Typically, symptoms are not apparent until the late teens or adult years — this is when most patients are diagnosed. Even in the genetic versions of cardiomyopathy, a child that carries the muted gene from birth may be asymptomatic and appear to have a normal heart until puberty. In children, cardiomyopathy may also present differently that diagnosed in teenagers or adults. Because hypertrophic cardiomyopathy commonly develops in association with growth, it’s detected when a child progresses through puberty. Thus, overall, it’s considered unusual when an infant or a child is diagnosed with symptoms at such a young age.
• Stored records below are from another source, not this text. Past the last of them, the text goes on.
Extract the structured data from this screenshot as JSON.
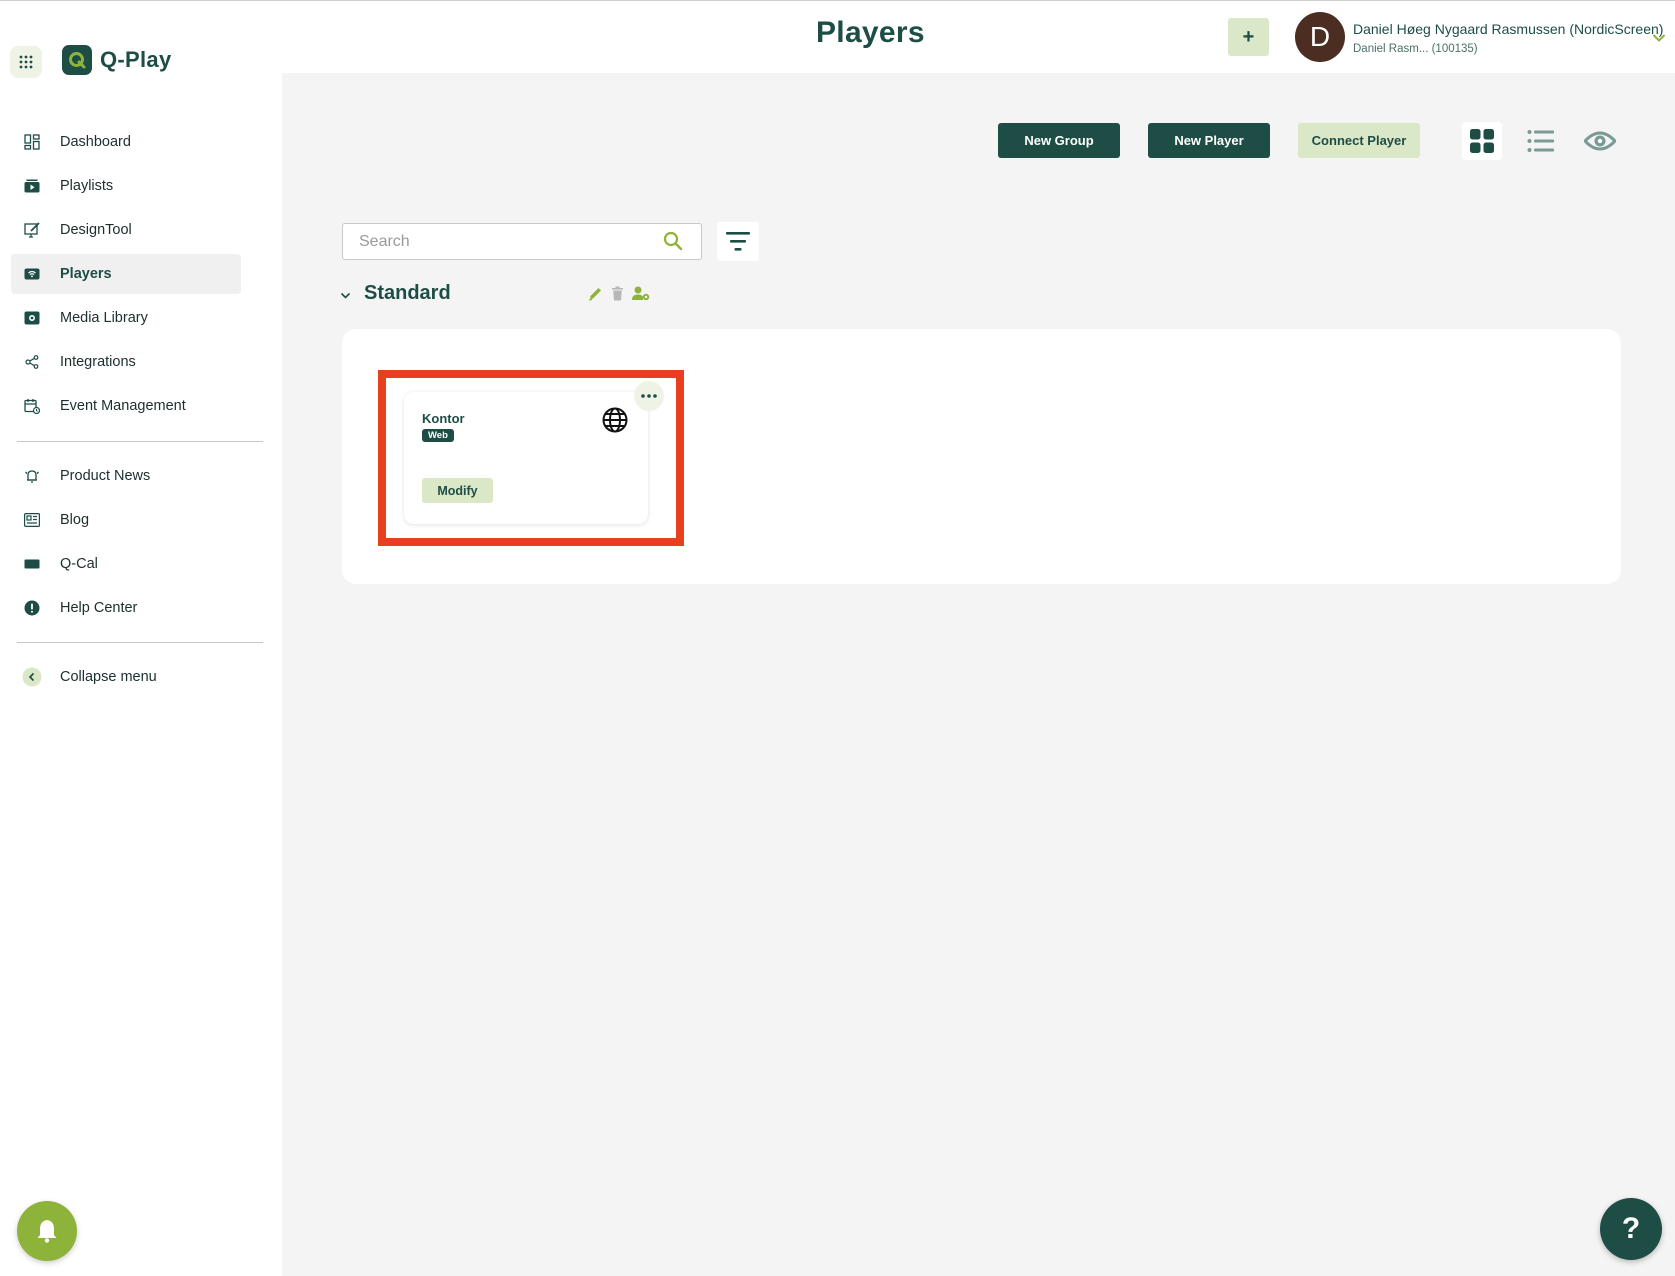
{
  "app": {
    "logo_text": "Q-Play"
  },
  "sidebar": {
    "items": [
      {
        "label": "Dashboard",
        "icon": "dashboard-icon"
      },
      {
        "label": "Playlists",
        "icon": "playlists-icon"
      },
      {
        "label": "DesignTool",
        "icon": "designtool-icon"
      },
      {
        "label": "Players",
        "icon": "players-icon",
        "active": true
      },
      {
        "label": "Media Library",
        "icon": "media-library-icon"
      },
      {
        "label": "Integrations",
        "icon": "integrations-icon"
      },
      {
        "label": "Event Management",
        "icon": "event-management-icon"
      }
    ],
    "secondary": [
      {
        "label": "Product News",
        "icon": "product-news-icon"
      },
      {
        "label": "Blog",
        "icon": "blog-icon"
      },
      {
        "label": "Q-Cal",
        "icon": "qcal-icon"
      },
      {
        "label": "Help Center",
        "icon": "help-center-icon"
      }
    ],
    "collapse_label": "Collapse menu"
  },
  "header": {
    "title": "Players",
    "plus_label": "+",
    "user": {
      "initial": "D",
      "name": "Daniel Høeg Nygaard Rasmussen (NordicScreen)",
      "sub": "Daniel Rasm... (100135)"
    }
  },
  "toolbar": {
    "new_group": "New Group",
    "new_player": "New Player",
    "connect_player": "Connect Player"
  },
  "search": {
    "placeholder": "Search",
    "value": ""
  },
  "group": {
    "title": "Standard",
    "players": [
      {
        "name": "Kontor",
        "type": "Web",
        "modify_label": "Modify"
      }
    ]
  },
  "help": {
    "label": "?"
  },
  "colors": {
    "brand_dark": "#1e4d46",
    "brand_light": "#dbe8c7",
    "accent_green": "#8db33a",
    "highlight_red": "#e8401c"
  }
}
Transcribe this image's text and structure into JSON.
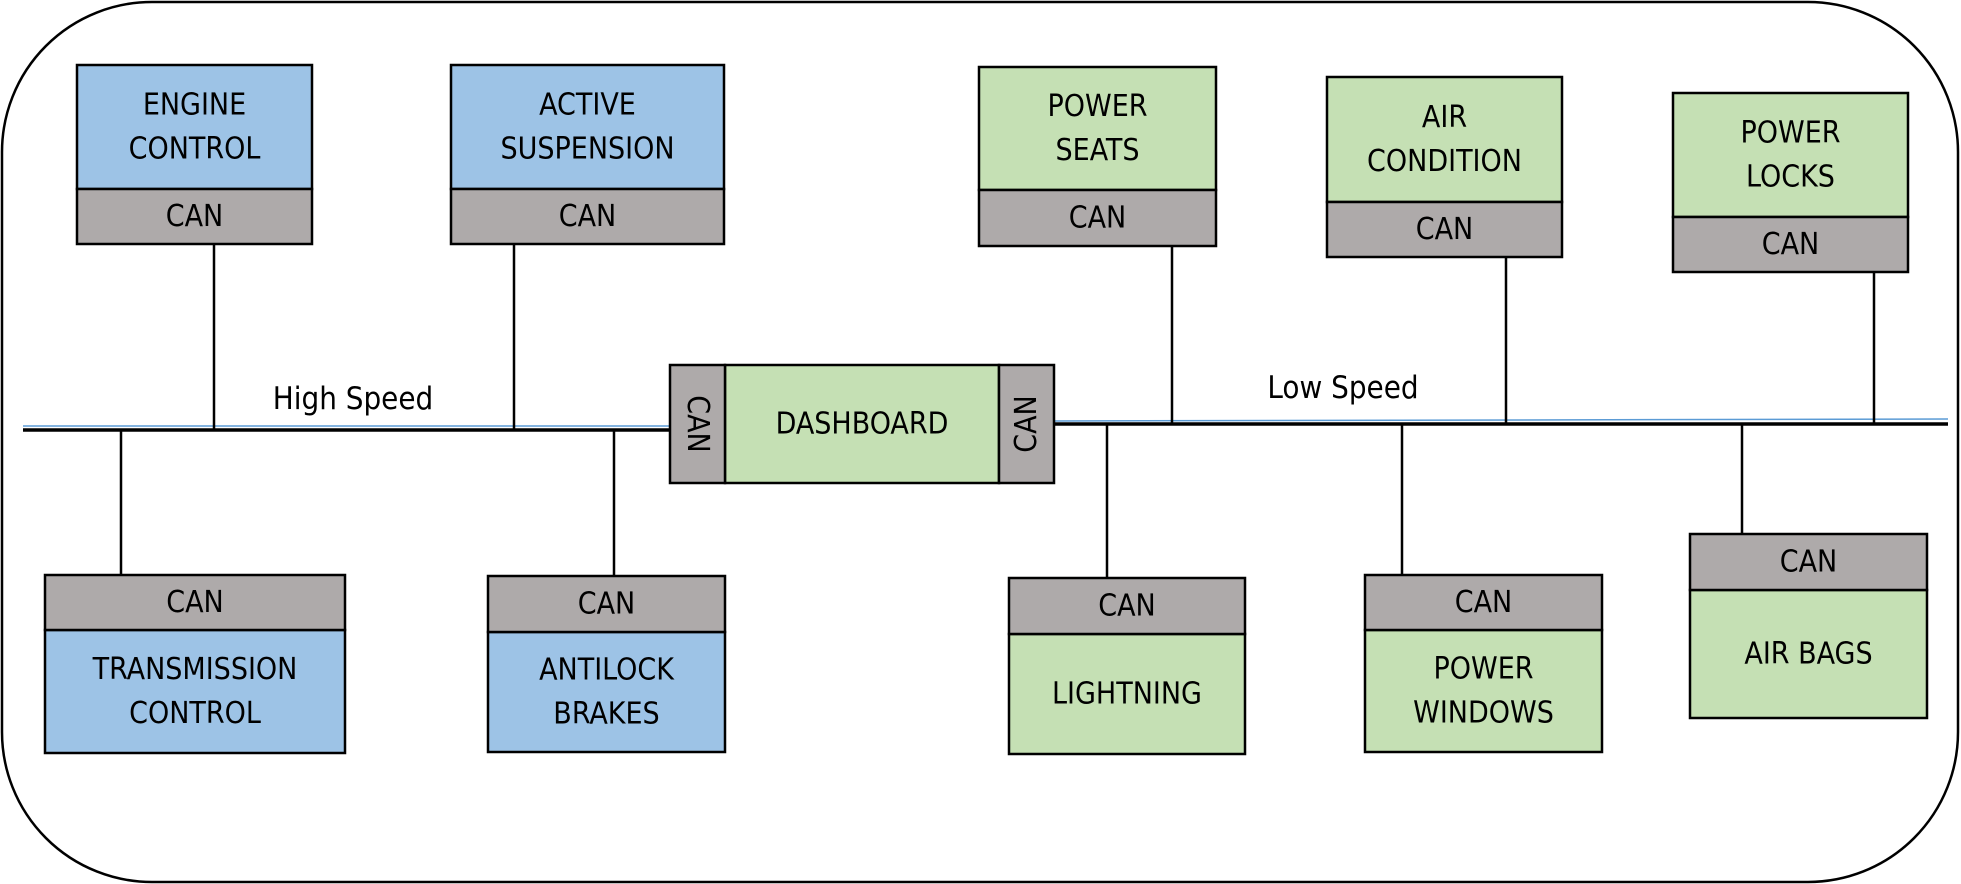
{
  "colors": {
    "high_speed_fill": "#9dc3e6",
    "low_speed_fill": "#c5e0b4",
    "can_fill": "#aeaaaa",
    "bus_line": "#000000",
    "bus_accent": "#5b9bd5",
    "border": "#000000"
  },
  "buses": {
    "high": {
      "label": "High Speed"
    },
    "low": {
      "label": "Low Speed"
    }
  },
  "dashboard": {
    "label": "DASHBOARD",
    "can_left": "CAN",
    "can_right": "CAN"
  },
  "nodes": [
    {
      "id": "engine-control",
      "lines": [
        "ENGINE",
        "CONTROL"
      ],
      "can": "CAN",
      "bus": "high",
      "side": "top"
    },
    {
      "id": "active-suspension",
      "lines": [
        "ACTIVE",
        "SUSPENSION"
      ],
      "can": "CAN",
      "bus": "high",
      "side": "top"
    },
    {
      "id": "transmission-control",
      "lines": [
        "TRANSMISSION",
        "CONTROL"
      ],
      "can": "CAN",
      "bus": "high",
      "side": "bottom"
    },
    {
      "id": "antilock-brakes",
      "lines": [
        "ANTILOCK",
        "BRAKES"
      ],
      "can": "CAN",
      "bus": "high",
      "side": "bottom"
    },
    {
      "id": "power-seats",
      "lines": [
        "POWER",
        "SEATS"
      ],
      "can": "CAN",
      "bus": "low",
      "side": "top"
    },
    {
      "id": "air-condition",
      "lines": [
        "AIR",
        "CONDITION"
      ],
      "can": "CAN",
      "bus": "low",
      "side": "top"
    },
    {
      "id": "power-locks",
      "lines": [
        "POWER",
        "LOCKS"
      ],
      "can": "CAN",
      "bus": "low",
      "side": "top"
    },
    {
      "id": "lightning",
      "lines": [
        "LIGHTNING"
      ],
      "can": "CAN",
      "bus": "low",
      "side": "bottom"
    },
    {
      "id": "power-windows",
      "lines": [
        "POWER",
        "WINDOWS"
      ],
      "can": "CAN",
      "bus": "low",
      "side": "bottom"
    },
    {
      "id": "air-bags",
      "lines": [
        "AIR BAGS"
      ],
      "can": "CAN",
      "bus": "low",
      "side": "bottom"
    }
  ]
}
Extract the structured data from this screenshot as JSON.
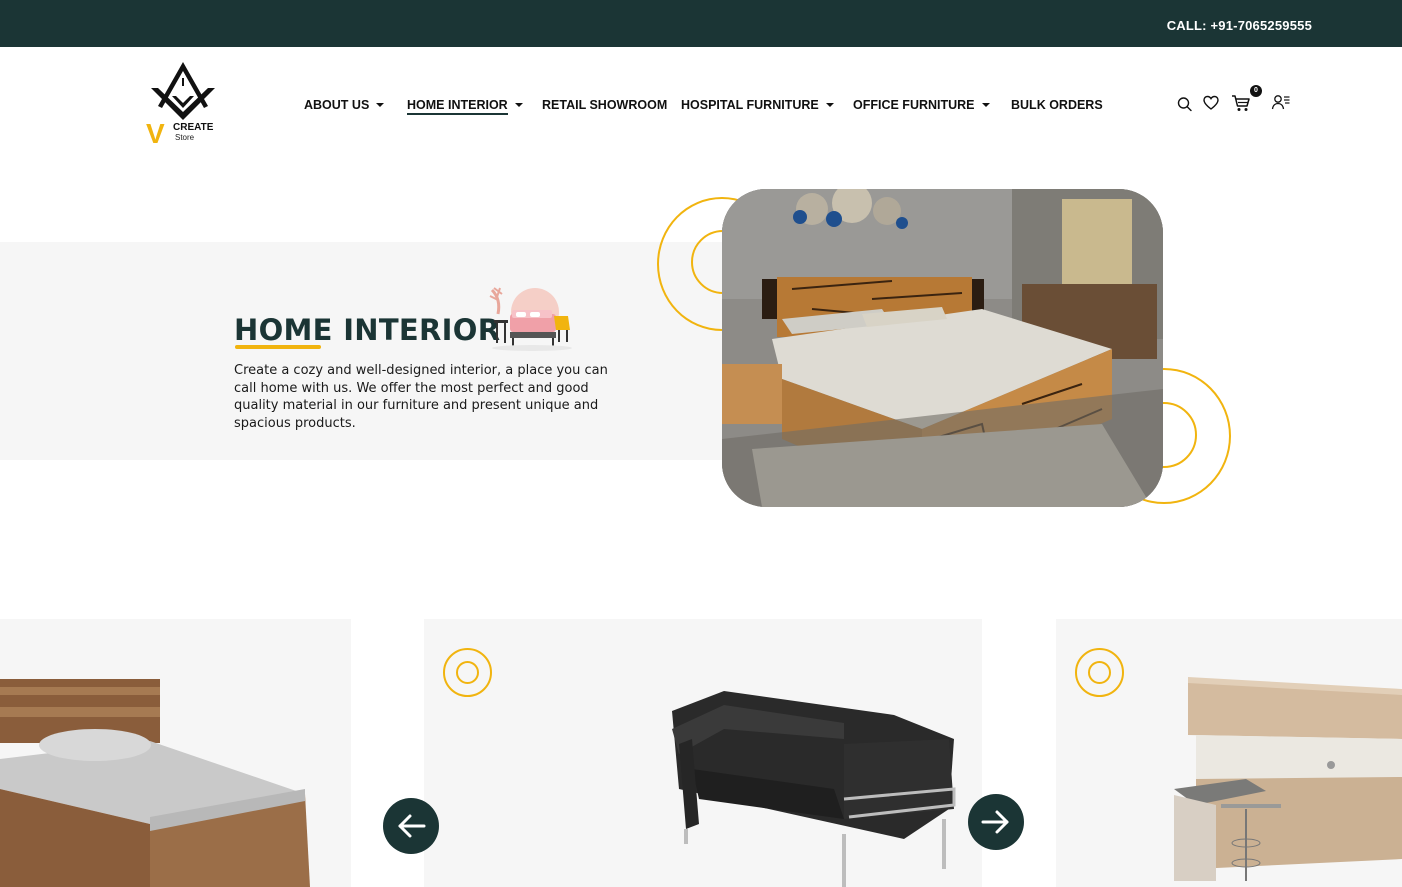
{
  "topbar": {
    "call_text": "CALL: +91-7065259555"
  },
  "logo": {
    "letter": "V",
    "line1": "CREATE",
    "line2": "Store"
  },
  "nav": {
    "items": [
      {
        "label": "ABOUT US",
        "dropdown": true
      },
      {
        "label": "HOME INTERIOR",
        "dropdown": true,
        "active": true
      },
      {
        "label": "RETAIL SHOWROOM",
        "dropdown": false
      },
      {
        "label": "HOSPITAL FURNITURE",
        "dropdown": true
      },
      {
        "label": "OFFICE FURNITURE",
        "dropdown": true
      },
      {
        "label": "BULK ORDERS",
        "dropdown": false
      }
    ]
  },
  "header_icons": {
    "search": "search-icon",
    "wishlist": "heart-icon",
    "cart": "cart-icon",
    "cart_count": "0",
    "account": "user-menu-icon"
  },
  "hero": {
    "title": "HOME INTERIOR",
    "description": "Create a cozy and well-designed interior, a place you can call home with us. We offer the most perfect and good quality material in our furniture and present unique and spacious products."
  },
  "carousel": {
    "prev_icon": "arrow-left-icon",
    "next_icon": "arrow-right-icon",
    "items": [
      "single-bed",
      "leather-sofa",
      "modular-kitchen"
    ]
  },
  "colors": {
    "brand_dark": "#1b3535",
    "accent_yellow": "#f1b40f",
    "band_gray": "#f6f6f6"
  }
}
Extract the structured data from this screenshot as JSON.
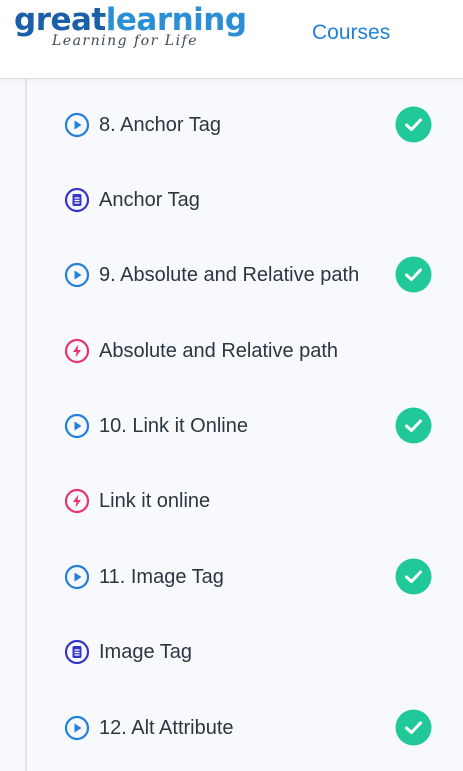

In infants, common symptoms are:
• tachypnea or labored breathing that is faster and deeper than normal when lying down or with exertion
• poor appetite
• slow weight gain
In older children, signs may include:
• poor exercise tolerance
• gastrointestinal distress
Upon examination, children may show:
• swelling of the lungs
• an enlarged liver and heart
• abnormal lung and heart sounds related to a rapid, galloping heartbeat
• congestion in the lungs
In more severe cases, patients may experience:
• fainting (syncope)
• irregular heartbeats (arrhythmias)
• sudden cardiac death
Children with cardiomyopathies of a metabolic nature may have additional symptoms such as:
• hypoglycemia or low blood sugar
• metabolic acidosis or excessive acidity in the blood
• hypotonia neurological abnormalities such as decreased muscle tone
• encephalogpathy that causes changes in mental status or behavior
These symptoms may arise when the body’s metabolic demand exceeds supply or when the body cannot break down accumulated toxins.